The present invention relates generally to command, control and communications systems, and more particularly to a technique for the acquisition, synchronization, and recovery of coherently coded and combined spread spectrum symbol formats.
With the continuing development of sophisticated command, control, and communication data processing systems, spread spectrum communication techniques have drawn particular attention because of a number of advantages they offer over more conventional and limited bandwidth modulation schemes.

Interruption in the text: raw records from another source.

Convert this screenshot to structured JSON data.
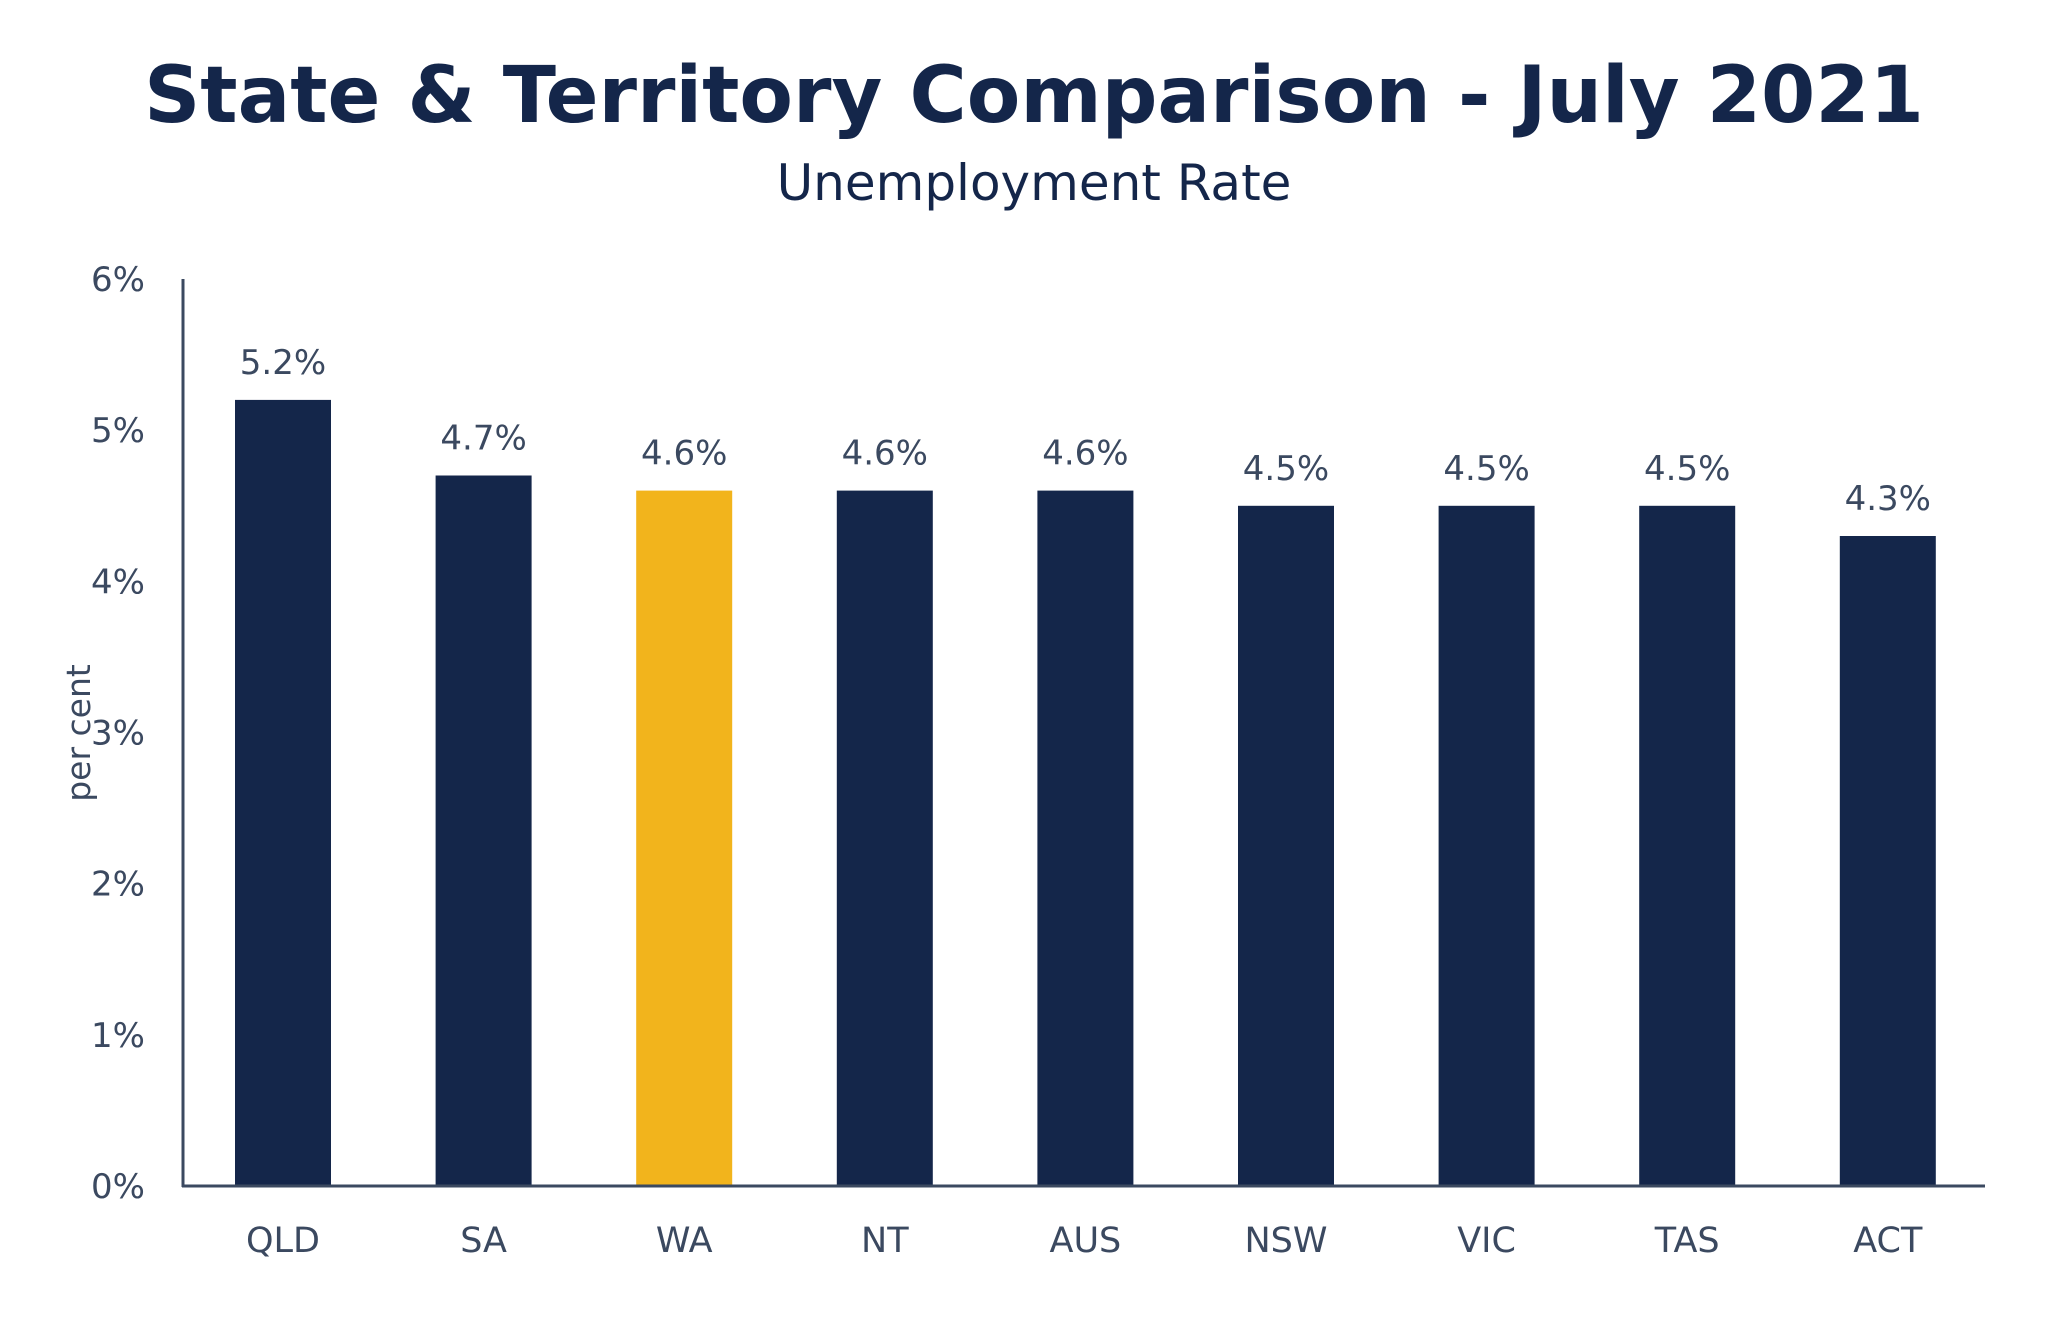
{
  "chart_data": {
    "type": "bar",
    "title": "State & Territory Comparison - July 2021",
    "subtitle": "Unemployment Rate",
    "xlabel": "",
    "ylabel": "per cent",
    "categories": [
      "QLD",
      "SA",
      "WA",
      "NT",
      "AUS",
      "NSW",
      "VIC",
      "TAS",
      "ACT"
    ],
    "values": [
      5.2,
      4.7,
      4.6,
      4.6,
      4.6,
      4.5,
      4.5,
      4.5,
      4.3
    ],
    "value_labels": [
      "5.2%",
      "4.7%",
      "4.6%",
      "4.6%",
      "4.6%",
      "4.5%",
      "4.5%",
      "4.5%",
      "4.3%"
    ],
    "ylim": [
      0,
      6
    ],
    "yticks": [
      0,
      1,
      2,
      3,
      4,
      5,
      6
    ],
    "ytick_labels": [
      "0%",
      "1%",
      "2%",
      "3%",
      "4%",
      "5%",
      "6%"
    ],
    "highlight_category": "WA",
    "colors": {
      "bar": "#14264a",
      "highlight": "#f2b41c",
      "axis": "#3b4960",
      "text": "#3b4960",
      "title": "#14264a"
    },
    "grid": false,
    "legend": "none"
  }
}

One advantage is the capability of enabling the communication link to exhibit a robustness against jamming or natural interfering signals which are not correlated with the particular spreading waveform. These interference signals may include jamming, randomly distributed natural events, or other users of the same spectrum. A further advantage is that a signal-to-noise improvement may be obtained by systems which employ a plurality of codes (symbol alphabet) by transmitting a sequence of spread symbols whose energy distance has been maximized and equalized to enhance the decision thresholds as opposed to using an uncoded signal. In addition, enhanced time resolution may be obtained with the increased bandwidth.

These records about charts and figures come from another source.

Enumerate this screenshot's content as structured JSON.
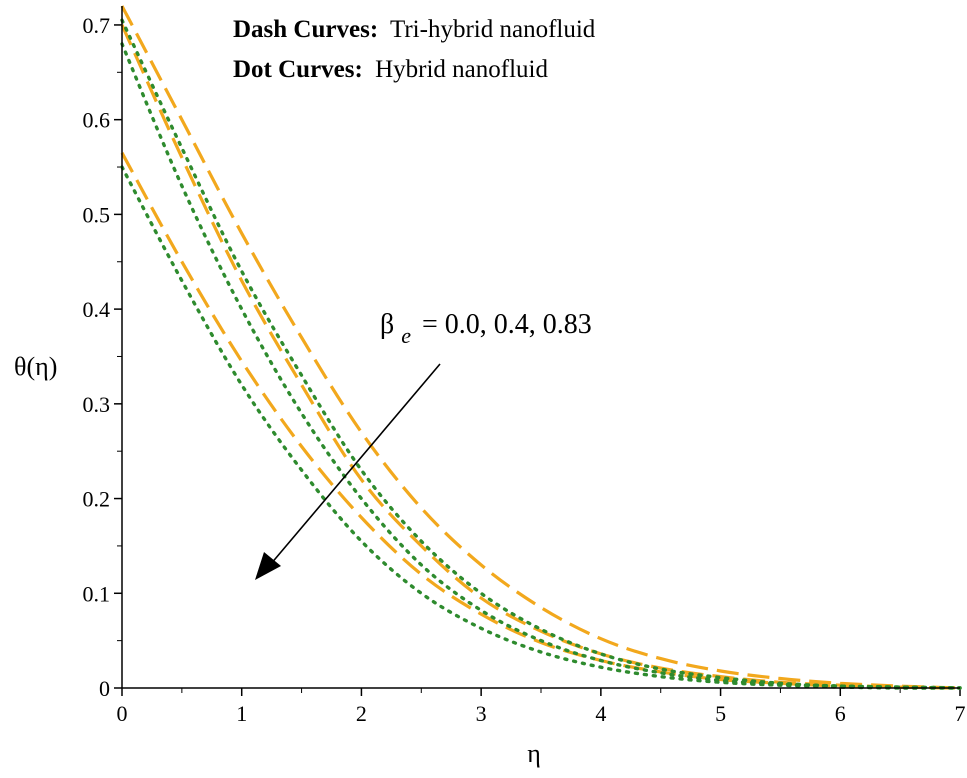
{
  "chart_data": {
    "type": "line",
    "xlabel": "η",
    "ylabel": "θ(η)",
    "xlim": [
      0,
      7
    ],
    "ylim": [
      0,
      0.72
    ],
    "x_ticks": [
      "0",
      "1",
      "2",
      "3",
      "4",
      "5",
      "6",
      "7"
    ],
    "y_ticks": [
      "0",
      "0.1",
      "0.2",
      "0.3",
      "0.4",
      "0.5",
      "0.6",
      "0.7"
    ],
    "legend": [
      {
        "bold": "Dash Curves:",
        "text": "Tri-hybrid nanofluid"
      },
      {
        "bold": "Dot Curves:",
        "text": "Hybrid nanofluid"
      }
    ],
    "annotation": {
      "symbol": "β",
      "subscript": "e",
      "text": "= 0.0, 0.4, 0.83"
    },
    "colors": {
      "dash": "#f2a81d",
      "dot": "#2e8b2e"
    },
    "series": [
      {
        "style": "dash",
        "x": [
          0,
          0.5,
          1,
          1.5,
          2,
          2.5,
          3,
          3.5,
          4,
          4.5,
          5,
          5.5,
          6,
          6.5,
          7
        ],
        "values": [
          0.72,
          0.6,
          0.48,
          0.37,
          0.27,
          0.19,
          0.13,
          0.085,
          0.052,
          0.031,
          0.018,
          0.01,
          0.005,
          0.002,
          0.0
        ]
      },
      {
        "style": "dash",
        "x": [
          0,
          0.5,
          1,
          1.5,
          2,
          2.5,
          3,
          3.5,
          4,
          4.5,
          5,
          5.5,
          6,
          6.5,
          7
        ],
        "values": [
          0.7,
          0.56,
          0.43,
          0.32,
          0.22,
          0.15,
          0.095,
          0.06,
          0.036,
          0.021,
          0.012,
          0.006,
          0.003,
          0.001,
          0.0
        ]
      },
      {
        "style": "dash",
        "x": [
          0,
          0.5,
          1,
          1.5,
          2,
          2.5,
          3,
          3.5,
          4,
          4.5,
          5,
          5.5,
          6,
          6.5,
          7
        ],
        "values": [
          0.565,
          0.45,
          0.345,
          0.255,
          0.18,
          0.12,
          0.078,
          0.048,
          0.029,
          0.017,
          0.009,
          0.005,
          0.002,
          0.001,
          0.0
        ]
      },
      {
        "style": "dot",
        "x": [
          0,
          0.5,
          1,
          1.5,
          2,
          2.5,
          3,
          3.5,
          4,
          4.5,
          5,
          5.5,
          6,
          6.5,
          7
        ],
        "values": [
          0.705,
          0.57,
          0.44,
          0.33,
          0.23,
          0.155,
          0.1,
          0.062,
          0.036,
          0.02,
          0.011,
          0.005,
          0.002,
          0.001,
          0.0
        ]
      },
      {
        "style": "dot",
        "x": [
          0,
          0.5,
          1,
          1.5,
          2,
          2.5,
          3,
          3.5,
          4,
          4.5,
          5,
          5.5,
          6,
          6.5,
          7
        ],
        "values": [
          0.68,
          0.53,
          0.4,
          0.29,
          0.2,
          0.13,
          0.082,
          0.05,
          0.029,
          0.016,
          0.008,
          0.004,
          0.002,
          0.001,
          0.0
        ]
      },
      {
        "style": "dot",
        "x": [
          0,
          0.5,
          1,
          1.5,
          2,
          2.5,
          3,
          3.5,
          4,
          4.5,
          5,
          5.5,
          6,
          6.5,
          7
        ],
        "values": [
          0.55,
          0.43,
          0.32,
          0.23,
          0.155,
          0.1,
          0.063,
          0.038,
          0.022,
          0.012,
          0.006,
          0.003,
          0.001,
          0.0,
          0.0
        ]
      }
    ]
  }
}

The trend towards "Intelligent Jamming" mandates future tactical communications systems possess Electronic Counter Counter Measures (ECCM) responsive signal formats. The ECCM response to interference must be real time and adaptive to maximize the probability of successfully receiving a message. In addition, the "Adapted" transmission must be burst transmissions to enhance the Low Probability of Intercept (LPI). Consistent with burst transmission is the requirement for rapid data synchronization without repeat transmissions.

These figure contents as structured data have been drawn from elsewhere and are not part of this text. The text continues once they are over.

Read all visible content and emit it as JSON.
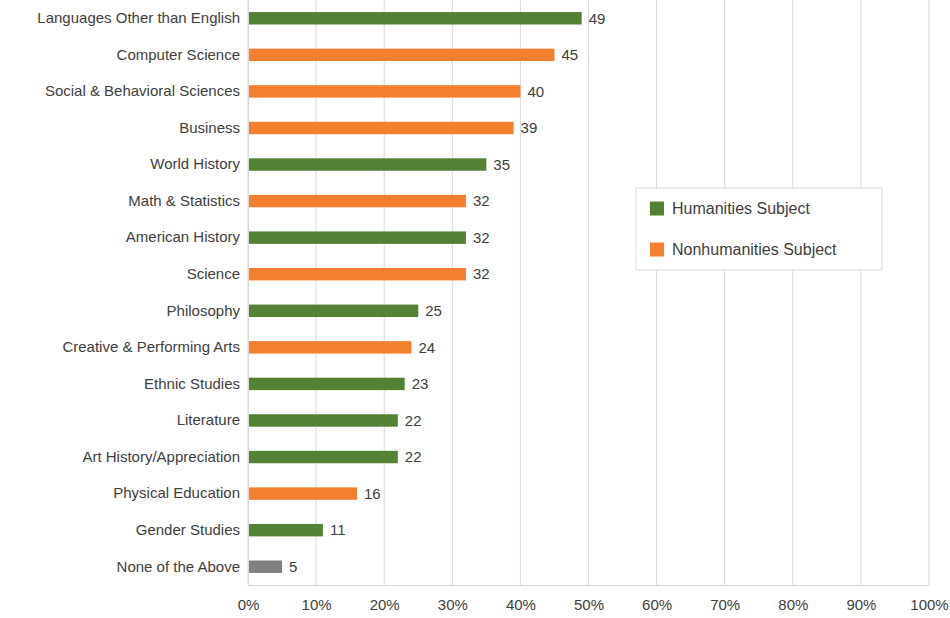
{
  "chart_data": {
    "type": "bar",
    "orientation": "horizontal",
    "stacked": true,
    "data_labels": true,
    "grid": true,
    "legend": "right",
    "categories": [
      "Languages Other than English",
      "Computer Science",
      "Social & Behavioral Sciences",
      "Business",
      "World History",
      "Math & Statistics",
      "American History",
      "Science",
      "Philosophy",
      "Creative & Performing Arts",
      "Ethnic Studies",
      "Literature",
      "Art History/Appreciation",
      "Physical Education",
      "Gender Studies",
      "None of the Above"
    ],
    "series": [
      {
        "name": "Humanities Subject",
        "color": "#548235",
        "values": [
          49,
          null,
          null,
          null,
          35,
          null,
          32,
          null,
          25,
          null,
          23,
          22,
          22,
          null,
          11,
          null
        ]
      },
      {
        "name": "Nonhumanities Subject",
        "color": "#f4802f",
        "values": [
          null,
          45,
          40,
          39,
          null,
          32,
          null,
          32,
          null,
          24,
          null,
          null,
          null,
          16,
          null,
          null
        ]
      },
      {
        "color": "#808080",
        "values": [
          null,
          null,
          null,
          null,
          null,
          null,
          null,
          null,
          null,
          null,
          null,
          null,
          null,
          null,
          null,
          5
        ]
      }
    ],
    "xlim": [
      0,
      100
    ],
    "xticks": [
      {
        "value": 0,
        "label": "0%"
      },
      {
        "value": 10,
        "label": "10%"
      },
      {
        "value": 20,
        "label": "20%"
      },
      {
        "value": 30,
        "label": "30%"
      },
      {
        "value": 40,
        "label": "40%"
      },
      {
        "value": 50,
        "label": "50%"
      },
      {
        "value": 60,
        "label": "60%"
      },
      {
        "value": 70,
        "label": "70%"
      },
      {
        "value": 80,
        "label": "80%"
      },
      {
        "value": 90,
        "label": "90%"
      },
      {
        "value": 100,
        "label": "100%"
      }
    ]
  }
}
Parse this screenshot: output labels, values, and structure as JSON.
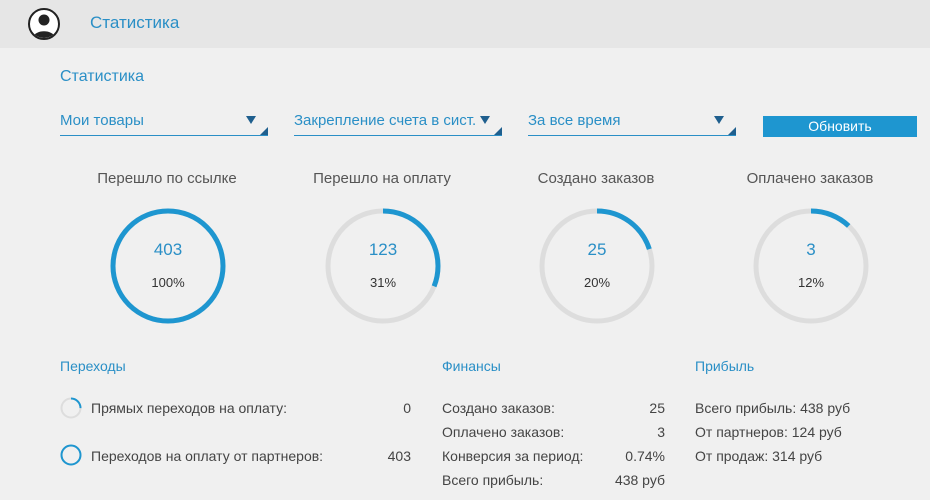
{
  "header": {
    "title": "Статистика"
  },
  "page": {
    "title": "Статистика"
  },
  "filters": {
    "products": "Мои товары",
    "method": "Закрепление счета в сист.",
    "period": "За все время",
    "refresh_label": "Обновить"
  },
  "stats": [
    {
      "label": "Перешло по ссылке",
      "value": "403",
      "percent_text": "100%",
      "fraction": 1.0
    },
    {
      "label": "Перешло на оплату",
      "value": "123",
      "percent_text": "31%",
      "fraction": 0.31
    },
    {
      "label": "Создано заказов",
      "value": "25",
      "percent_text": "20%",
      "fraction": 0.2
    },
    {
      "label": "Оплачено заказов",
      "value": "3",
      "percent_text": "12%",
      "fraction": 0.12
    }
  ],
  "transitions": {
    "title": "Переходы",
    "rows": [
      {
        "label": "Прямых переходов на оплату:",
        "value": "0",
        "fraction": 0.0
      },
      {
        "label": "Переходов на оплату от партнеров:",
        "value": "403",
        "fraction": 1.0
      }
    ]
  },
  "finance": {
    "title": "Финансы",
    "rows": [
      {
        "label": "Создано заказов:",
        "value": "25"
      },
      {
        "label": "Оплачено заказов:",
        "value": "3"
      },
      {
        "label": "Конверсия за период:",
        "value": "0.74%"
      },
      {
        "label": "Всего прибыль:",
        "value": "438 руб"
      }
    ]
  },
  "profit": {
    "title": "Прибыль",
    "rows": [
      {
        "text": "Всего прибыль: 438 руб"
      },
      {
        "text": "От партнеров: 124 руб"
      },
      {
        "text": "От продаж: 314 руб"
      }
    ]
  },
  "colors": {
    "accent": "#1e96d0",
    "ring_track": "#dddddd",
    "text_blue": "#2a8fc6"
  }
}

The determination of the signal to noise ratio at the output of the correlator to a communication system is considered to be fundamental to any ECCM adaption. The objective of the adaptation is the maintenance of the minimum information bandwidth (BWI). The signal-to-noise ratio of the correlator output (S/N)out will specify a Bit Error Rate (BER) which must be equal to or less than the BER required to maintain the BWI. Other factors (i.e., error correcting coding/interleaver gains, decoder efficiency, etc.) will determine this maximum BER for successful transmission With proper knowledge of (S/N)out, a successful adaptation can be achieved.
United States patents of interest include U.S. Pat. No. 4,730,340 to Frazier, Jr., which discloses a communication system which includes the acquisition, synchronization and recovery of coherently coded and combined spread spectrum symbol formats. In the receiver of the patent an incoming unknown symbol sequence capable of being acquired is applied in parallel to all cells of a matched filter correlator array. Horwitz in U.S. Pat. No. 4,644,523, improves the signal-to-noise ratio in a spread spectrum system by using a plurality of transmitters synchronized by a common clock and spread by a common bipolar pseudo-random code. Bjornholt et al, in U.S. Pat. No. 4,447,907, use multiple code generators and multiple mixers in a spread spectrum system. Multiple continuous spread spectrum signals are taught by Ward et al in U.S. Pat. No. 4,164,628 Lambert U.S. Pat. No. 4,320,513 describes a spread spectrum system having a circuit for the production of a number of different codes.
Historically, coherent detection of a non-spread digital signal such as a binary amplitude modulated (AM) signal requires the receiver to possess knowledge of the phase of the received signal carrier. To be coherent, the receiver must have or generate a carrier whose frequency and phase match the incoming carrier. In practice, the receiver does not possess this knowledge but rather extracts the information from the received signal from which a carrier can be generated.
Definitions of some terms are:
1. Modulation: Alteration of the frequency, phase or amplitude of a wave in accordance with a signal.
2. Symbol: A discrete pattern displayed or transmitted in order to convey information.
3. Spread Spectrum Artificially broadens the message spectrum prior to transmission.
4. Chip: Time duration of one alteration of the spreading code, a "1" or a "0".